Cet article est extrait de l'ouvrage Larousse « Dictionnaire de la musique ».

Firme allemande d'édition musicale.

Son origine remonte à 1800, quand F. A. Hoffmeister et A. Kühnel ouvrirent à Leipzig un « bureau de musique », qui publia notamment des œuvres de Bach, Haydn et Mozart, ainsi que dix opus inédits de Beethoven. Le libraire Carl Friedrich Peters racheta l'entreprise en 1814 et lui donna son nom, que ses nombreux successeurs ont conservé. Ce fut d'abord, en 1828, Carl Gottfelf Böhme. Julius Friedländer, qui le remplaça, lança en 1867 la fameuse collection de musique classique Édition Peters à laquelle contribuèrent Liszt, Wagner et Brahms.

La réputation de la maison C. F. Peters était déjà universelle quand Max Abraham en prit la direction en 1880. C'est lui qui fonda en 1894 la Musikbibliothek Peters, institut musicologique richement doté, qui, légué à la ville de Leipzig, publia jusqu'en 1941 une revue annuelle. À la mort d'Abraham en 1900, son neveu Henri Hinrichsen lui succéda. Il négocia l'acquisition des droits des œuvres les plus marquantes de Richard Strauss, Hugo Wolf et Max Reger, mais n'échappa pas à la persécution antisémite et dut se retirer ; il mourut d'ailleurs dans un camp de concentration ainsi que son fils Hans Joachim.

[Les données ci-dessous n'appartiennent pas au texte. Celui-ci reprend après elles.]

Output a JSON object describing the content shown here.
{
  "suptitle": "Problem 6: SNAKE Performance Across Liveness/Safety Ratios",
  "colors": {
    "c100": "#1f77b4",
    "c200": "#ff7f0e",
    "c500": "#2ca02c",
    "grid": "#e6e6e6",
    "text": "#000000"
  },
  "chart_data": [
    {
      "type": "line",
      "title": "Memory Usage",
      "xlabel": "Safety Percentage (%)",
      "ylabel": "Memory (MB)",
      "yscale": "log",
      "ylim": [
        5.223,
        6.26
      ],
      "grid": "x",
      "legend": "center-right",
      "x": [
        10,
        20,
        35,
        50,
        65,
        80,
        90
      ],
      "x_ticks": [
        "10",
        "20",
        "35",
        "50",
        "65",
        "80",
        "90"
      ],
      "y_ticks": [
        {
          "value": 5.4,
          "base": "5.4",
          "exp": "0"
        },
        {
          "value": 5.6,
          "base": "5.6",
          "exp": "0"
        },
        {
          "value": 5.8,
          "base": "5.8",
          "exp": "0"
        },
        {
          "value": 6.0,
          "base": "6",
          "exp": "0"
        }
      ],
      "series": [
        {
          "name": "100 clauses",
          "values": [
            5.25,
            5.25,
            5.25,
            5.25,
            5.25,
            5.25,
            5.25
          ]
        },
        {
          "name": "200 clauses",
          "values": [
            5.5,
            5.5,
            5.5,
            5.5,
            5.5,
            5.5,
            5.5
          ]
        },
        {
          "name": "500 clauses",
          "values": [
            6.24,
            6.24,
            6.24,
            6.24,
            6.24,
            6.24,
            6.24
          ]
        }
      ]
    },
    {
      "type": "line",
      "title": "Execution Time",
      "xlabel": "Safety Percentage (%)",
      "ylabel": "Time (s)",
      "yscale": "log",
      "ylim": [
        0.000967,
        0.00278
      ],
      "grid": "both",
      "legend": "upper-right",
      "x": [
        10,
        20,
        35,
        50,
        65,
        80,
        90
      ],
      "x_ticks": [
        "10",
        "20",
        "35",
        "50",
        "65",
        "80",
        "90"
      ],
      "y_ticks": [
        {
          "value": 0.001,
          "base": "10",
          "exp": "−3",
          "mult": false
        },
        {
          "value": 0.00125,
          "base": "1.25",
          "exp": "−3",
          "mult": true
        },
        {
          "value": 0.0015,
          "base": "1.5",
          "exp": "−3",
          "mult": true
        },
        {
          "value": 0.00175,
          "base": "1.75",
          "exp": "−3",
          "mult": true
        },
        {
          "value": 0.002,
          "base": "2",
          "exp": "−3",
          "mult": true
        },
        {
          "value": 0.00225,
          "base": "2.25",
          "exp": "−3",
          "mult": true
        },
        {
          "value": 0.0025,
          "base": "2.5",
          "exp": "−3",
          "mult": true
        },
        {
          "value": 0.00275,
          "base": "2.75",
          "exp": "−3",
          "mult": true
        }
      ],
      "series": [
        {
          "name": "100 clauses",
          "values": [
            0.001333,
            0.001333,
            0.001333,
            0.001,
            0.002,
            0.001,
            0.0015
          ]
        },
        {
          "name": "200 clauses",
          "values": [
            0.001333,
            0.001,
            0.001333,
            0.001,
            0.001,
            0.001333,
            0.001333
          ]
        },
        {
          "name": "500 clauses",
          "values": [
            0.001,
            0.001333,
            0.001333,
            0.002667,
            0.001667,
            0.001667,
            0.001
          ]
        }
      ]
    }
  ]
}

En 1939, les éditions Peters étaient aux mains de Johannes Petschull, qui racheta la célèbre maison Litolff. Peu après, bombes et obus détruisirent en majeure partie les ateliers et magasins de Leipzig, et c'est un établissement très appauvri que le gouvernement de l'Allemagne de l'Est nationalisa en 1949. Dès l'année suivante, Petschull transféra le siège de la firme à Francfort, où elle retrouva sa prospérité. Cependant, les fils survivants d'Hinrichsen avaient émigré et créé deux filiales : la première à Londres sous le nom de Hinrichsen Edition Ltd, la seconde à New York, C. F. Peters Corporation.